Amiga Lagoon - Jim Sachs - obraz narysowany za pomocą edytora Brilliance! - 256 kolorów
Seeing Angel - Louis Markoya - obraz w trybie HAM6, demonstrujący możliwości programu Photon Paint
Najlepszym dowodem na to, jak wiele można było wycisnąć z Amigi, była Scala – system do prezentacji multimedialnych, umożliwiający kreowanie pokazów złożonych z tekstu, grafiki i obiektów wektorowych, wszystko to działające absolutnie płynnie i wyposażone w intuicyjny interfejs, którego obsługę dało się opanować w kilka minut. Przez wiele lat Scala stanowiła standardowe wyposażenie stacji telewizyjnych i sieci kablowych, oprogramowanie wykorzystywano m.in. do prezentowania plansz informacyjnych, czy wyświetlania logo stacji TV (tak, kilkanaście lat temu słoneczko Polsatu wyświetlała zwyczajna A500).
Pokaz możliwości i efektów w programie Scala MM400
Wraz z rozwojem rynku wideo Amigi odnalazły swoje miejsce w nowej roli: maszyn do produkcji telewizyjnych i przetwarzania obrazu.

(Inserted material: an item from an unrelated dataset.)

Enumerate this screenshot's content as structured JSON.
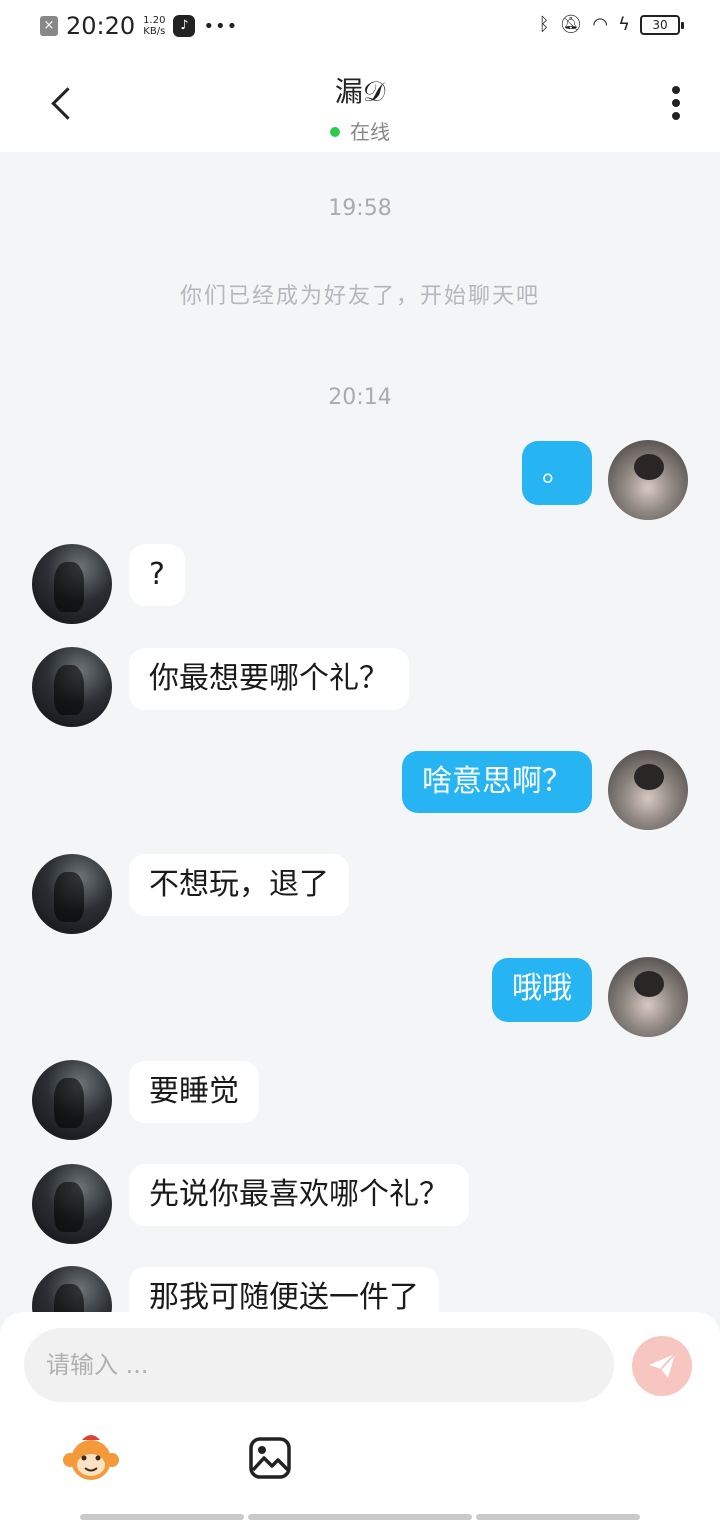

Pionierzy cyfrowych efektów przejść i miksowania kilku źródeł sygnałów korzystali w tym czasie z tzw. genlocków (były one również produkowane w Polsce – to m.in. mikser Arizona firmy Elsat) oraz pierwszych poważnych kart do przetwarzania obrazu analogowego na postać cyfrową: od VIDI 24, przez stosowane na rynku amerykańskim PAR-y, Video Toastera po Vlab Motion niemieckiej firmy MacroSystem, popularny w Europie. Ostatecznie doprowadziło to do powstania klonów Amigi, takich jak DraCo i Cassablanca, które stały się wyspecjalizowanymi urządzeniami do montażu filmów. Wprawdzie wszystkie operacje przeprowadzano na cyfrowym materiale wideo, zapisywanym na pojemnych dyskach SCSI, jednak wciąż na wyjściu materiał był zapisywany w postaci analogowej. Tak wyglądała rzeczywistość lat 90., w której przez pewien czas Amigi świetnie się sprawdzały.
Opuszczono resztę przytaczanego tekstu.